Aksi 4 November memiliki banyak arti dalam pelaksanaannya. Pertama, wujud pembelaan umat islam kepada kita suci agamanya atas penistaan Ahok. Diawali dengan pernyataan Ahok saat kunjungan kerja ke Kepulauan Seribu beberapa waktu lalu. Bagi umat islam, Al Quran adalah kitab suci yang diyakini kebenarannya, tidak terbantahkan. Karena itu jika ada yang berusaha meragukannya, apalagi menghinanya, tentu mereka bereaksi. Lebih-lebih orang itu adalah dari kalangan umat lain. Ketika Al Quran dihina, wajib kita membela Al Quran. Buya Hamka mengatakan, “Jika agamamu dinistakan, dan kamu diam, ganti pakaianmu dengan kain kafan”. Di dunia kita membela Al Quran, di akhirat kelak Al Quran yang membela kita.
Kedua, aksi 4 November merupakan wujud
menuntut pemerintah untuk persamaan hukum. Betapa hukum di negeri ini seperti
pisau, tajam ke bawah tapi tumpul ke atas. Sering kita disuguhkan drama yang
membuat luka. Terjadi diskriminasi hukum. Rakyat miskin dihukum
seberat-beratnya, kasusnya cepat ditindak. Sementara orang kaya atau pejabat
pemerintah, sering kali bebas walaupun sudah nyata bukti pelanggarannya. Mereka
tidak tersentuh hukum. Aksi 4 November merupakan jeritan rakyat agar pemerintah
serius dalam menindak pelanggar. Meskipun itu pejabat pemerintah. Maka
muncullah anekdot, kita semua sama di hadapan hukum, tapi tidak di belakangnya.
Nenek Minah asal Banyumas, divonis 1,5 bulan kurungan karena pencurian 3 buah
kakao. Lalu ada pasutri Supriyono dan Sulastri, pencuri setandan pisang,
divonis keduanya hukuman 3,5 bulan.
Ketiga, sebagai bentuk kesatuan umat.
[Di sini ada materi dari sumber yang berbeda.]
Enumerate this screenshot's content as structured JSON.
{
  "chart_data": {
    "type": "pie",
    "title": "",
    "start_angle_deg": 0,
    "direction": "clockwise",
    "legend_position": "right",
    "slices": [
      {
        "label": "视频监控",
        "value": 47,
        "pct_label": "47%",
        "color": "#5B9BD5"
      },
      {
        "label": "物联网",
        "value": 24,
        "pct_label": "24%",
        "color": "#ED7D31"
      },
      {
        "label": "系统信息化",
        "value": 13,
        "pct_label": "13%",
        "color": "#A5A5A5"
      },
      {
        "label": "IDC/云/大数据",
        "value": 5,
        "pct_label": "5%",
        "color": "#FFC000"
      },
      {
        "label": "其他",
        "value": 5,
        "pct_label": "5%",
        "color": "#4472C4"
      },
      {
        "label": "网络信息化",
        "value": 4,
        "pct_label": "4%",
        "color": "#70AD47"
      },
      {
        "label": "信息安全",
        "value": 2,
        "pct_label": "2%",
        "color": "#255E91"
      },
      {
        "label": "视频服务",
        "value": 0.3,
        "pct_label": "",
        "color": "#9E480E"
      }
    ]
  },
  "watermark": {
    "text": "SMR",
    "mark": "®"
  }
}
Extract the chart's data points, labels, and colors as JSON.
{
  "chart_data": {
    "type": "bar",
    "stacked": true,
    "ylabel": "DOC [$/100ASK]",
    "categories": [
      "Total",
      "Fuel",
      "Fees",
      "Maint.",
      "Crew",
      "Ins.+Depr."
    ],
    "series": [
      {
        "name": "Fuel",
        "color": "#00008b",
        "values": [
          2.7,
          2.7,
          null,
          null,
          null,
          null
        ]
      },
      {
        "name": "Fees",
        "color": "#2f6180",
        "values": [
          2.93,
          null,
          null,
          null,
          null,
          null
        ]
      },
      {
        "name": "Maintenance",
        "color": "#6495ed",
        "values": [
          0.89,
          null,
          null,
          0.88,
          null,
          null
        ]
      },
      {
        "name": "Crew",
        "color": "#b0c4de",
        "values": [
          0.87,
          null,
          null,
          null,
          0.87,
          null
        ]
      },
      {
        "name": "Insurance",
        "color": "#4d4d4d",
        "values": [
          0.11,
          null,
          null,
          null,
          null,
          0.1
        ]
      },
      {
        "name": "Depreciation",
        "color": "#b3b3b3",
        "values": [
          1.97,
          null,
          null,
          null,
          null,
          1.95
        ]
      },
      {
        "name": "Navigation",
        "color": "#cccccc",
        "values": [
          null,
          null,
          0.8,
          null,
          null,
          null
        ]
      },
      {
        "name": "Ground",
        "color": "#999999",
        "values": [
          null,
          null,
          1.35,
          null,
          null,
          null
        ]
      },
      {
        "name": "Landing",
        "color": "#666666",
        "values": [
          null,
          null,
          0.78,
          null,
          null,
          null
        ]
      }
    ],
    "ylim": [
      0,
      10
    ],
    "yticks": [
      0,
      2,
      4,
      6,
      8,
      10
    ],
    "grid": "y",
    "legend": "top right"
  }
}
Aksi 4
November merupakan aksi seluruh elemen bangsa. Semua bergabung dalam satu isu.
Saling bahu membahu. Kita dapat saksikan disaat aksi tersebut, begitu banyak
bantuan yang mengalir. Peserta aksi mendapat tawaran nasi, air mineral, atau
buah-buahan cuma-cuma di sepanjang rute aksi. Di media sosial ramai diberitakan
ada seorang penjual sate yang menggratiskan kepada peserta aksi. Dari situs www.kitabisa.com terkumpul donasi sejumlah Rp. 60.057.238.
dari bendahara Gerakan Nasional Pendukung Fatwa Majelis Ulama Indonesia
(GNPF-MUI) melaporkan donasi aksi 4 November terkumpul donasi 1,5 miliar.
Keempat, aksi 4 November adalah aksi damai.
Sejak awal, ketua GNPF-MUI ustadz Bachtiar Nasir mengatakan bahwa aksi ini
adalah aksi damai. Selama aksi itu sering
ditegaskan untuk menjaga ketertiban. Peserta aksi dilarang membuang sampah
sembarangan. Bahkan tidak boleh menginjak rumput atau taman kota. Sebegitunya
peserta aksi dijaga untuk tidak melakukan tindakan yang merugikan. Apatah lagi
kepada sesamanya. Maka diragukan bahwa kemudian kericuhan yang terjadi oleh
peserta aksi. Dari beberapa dokumentasi, terlihat bahwa oknum yang terlibat
bentrok dengan polisi bukanlah peserta aksi. Melainkan provokator yang sengaja
disusupkan. Aksi tercemar dengan kesan ricuh dan ribut.